After urging the Corinthians to excel in the grace of giving, in verse 7, Paul said this in verse 8.
I say this not as a command, but to prove by the earnestness of others that your love also is genuine.
Paul seemed to believe that giving was a way of demonstrating that love was genuine and faith was earnest.
4) The essence of NT giving is sacrifice.
Let’s be honest. In America, many people a portion of what is left over after they have paid all their bills and done everything they wanted to do. We give God the leftovers.
NT giving is marked primarily by one concept. Sacrifice. That is the very nature of Christianity and our giving should be a reflection of our faith. Jesus gave himself for us on the Cross. We give ourselves to Christ, dying to self and sin and then living to Christ. Our giving, to be truly NT, must reflect that sacrifice.
Staying in 2 Corinthians 8, look at verses 2-4.
“…for in a severe test of affliction, their abundance of joy and their extreme poverty have overflowed in a wealth of generosity on their part. For they gave according to their means, as I can testify, and beyond their means, of their own accord, begging us earnestly for the favor of taking part in the relief of the saints.”
Look at the formula for NT giving. Severe affliction+joy+extreme poverty=a wealth of generosity. The people of Macedonia gave according to their means. Honestly, who among us wouldn’t be thrilled if our people just gave as much as they could afford to give. But the Macedonians (and the members of the Jerusalem church just after Pentecost) took it a step further. They gave beyond their means, beyond their ability.
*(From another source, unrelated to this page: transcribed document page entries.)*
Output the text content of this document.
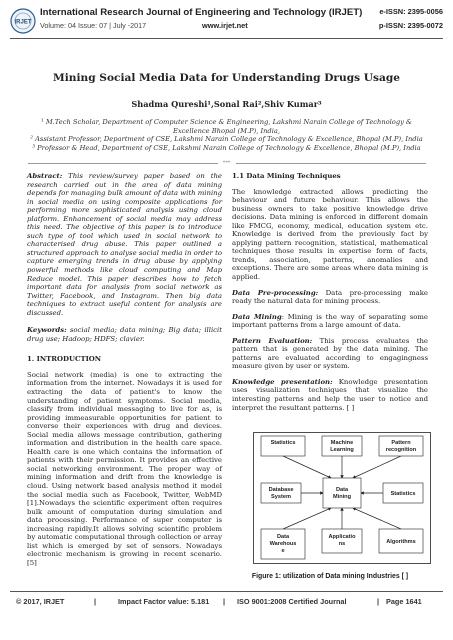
IRJET
International Research Journal of Engineering and Technology (IRJET)
Volume: 04 Issue: 07 | July -2017	www.irjet.net
e-ISSN: 2395-0056
p-ISSN: 2395-0072
Mining Social Media Data for Understanding Drugs Usage
Shadma Qureshi¹,Sonal Rai²,Shiv Kumar³
¹ M.Tech Scholar, Department of Computer Science & Engineering, Lakshmi Narain College of Technology &
Excellence Bhopal (M.P), India,
² Assistant Professor, Department of CSE, Lakshmi Narain College of Technology & Excellence, Bhopal (M.P), India
³ Professor & Head, Department of CSE, Lakshmi Narain College of Technology & Excellence, Bhopal (M.P), India
***

Abstract: This review/survey paper based on the research carried out in the area of data mining depends for managing bulk amount of data with mining in social media on using composite applications for performing more sophisticated analysis using cloud platform. Enhancement of social media may address this need. The objective of this paper is to introduce such type of tool which used in social network to characterised drug abuse. This paper outlined a structured approach to analyse social media in order to capture emerging trends in drug abuse by applying powerful methods like cloud computing and Map Reduce model. This paper describes how to fetch important data for analysis from social network as Twitter, Facebook, and Instagram. Then big data techniques to extract useful content for analysis are discussed.

Keywords: social media; data mining; Big data; illicit drug use; Hadoop; HDFS; clavier.

1. INTRODUCTION

Social network (media) is one to extracting the information from the internet. Nowadays it is used for extracting the data of patient's to know the understanding of patient symptoms. Social media, classify from individual messaging to live for as, is providing immeasurable opportunities for patient to converse their experiences with drug and devices. Social media allows message contribution, gathering information and distribution in the health care space. Health care is one which contains the information of patients with their permission. It provides an effective social networking environment. The proper way of mining information and drift from the knowledge is cloud. Using network based analysis method it model the social media such as Facebook, Twitter, WebMD [1].Nowadays the scientific experiment often requires bulk amount of computation during simulation and data processing. Performance of super computer is increasing rapidly.It allows solving scientific problem by automatic computational through collection or array list which is emerged by set of sensors. Nowadays electronic mechanism is growing in recent scenario. [5]

1.1 Data Mining Techniques

The knowledge extracted allows predicting the behaviour and future behaviour. This allows the business owners to take positive knowledge drive decisions. Data mining is enforced in different domain like FMCG, economy, medical, education system etc. Knowledge is derived from the previously fact by applying pattern recognition, statistical, mathematical techniques those results in expertise form of facts, trends, association, patterns, anomalies and exceptions. There are some areas where data mining is applied.

Data Pre-processing: Data pre-processing make ready the natural data for mining process.

Data Mining: Mining is the way of separating some important patterns from a large amount of data.

Pattern Evaluation: This process evaluates the pattern that is generated by the data mining. The patterns are evaluated according to engagingness measure given by user or system.

Knowledge presentation: Knowledge presentation uses visualization techniques that visualize the interesting patterns and help the user to notice and interpret the resultant patterns. [ ]

Statistics	Machine
Learning
Pattern
recognition
Database
System
Data
Mining	Statistics
Data
Warehous
e
Applicatio
ns	Algorithms
Figure 1: utilization of Data mining Industries [ ]
© 2017, IRJET	|	Impact Factor value: 5.181 | ISO 9001:2008 Certified Journal	| Page 1641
In fact, they begged for the privilege of giving what they couldn’t afford to give.
The New Testament Standard of Giving
In the New Testament era, disciples who had died to self and were completely committed to the cause of Christ, gave cheerfully and voluntarily first of themselves and then of their earthly means. They gave more than they could afford to give because the Kingdom of God matter more to them than anything temporal.
If you suggested tithing to a NT giver, they would look at you with wide eyes and ask,
“After all Christ has done for me, why would I give so little?”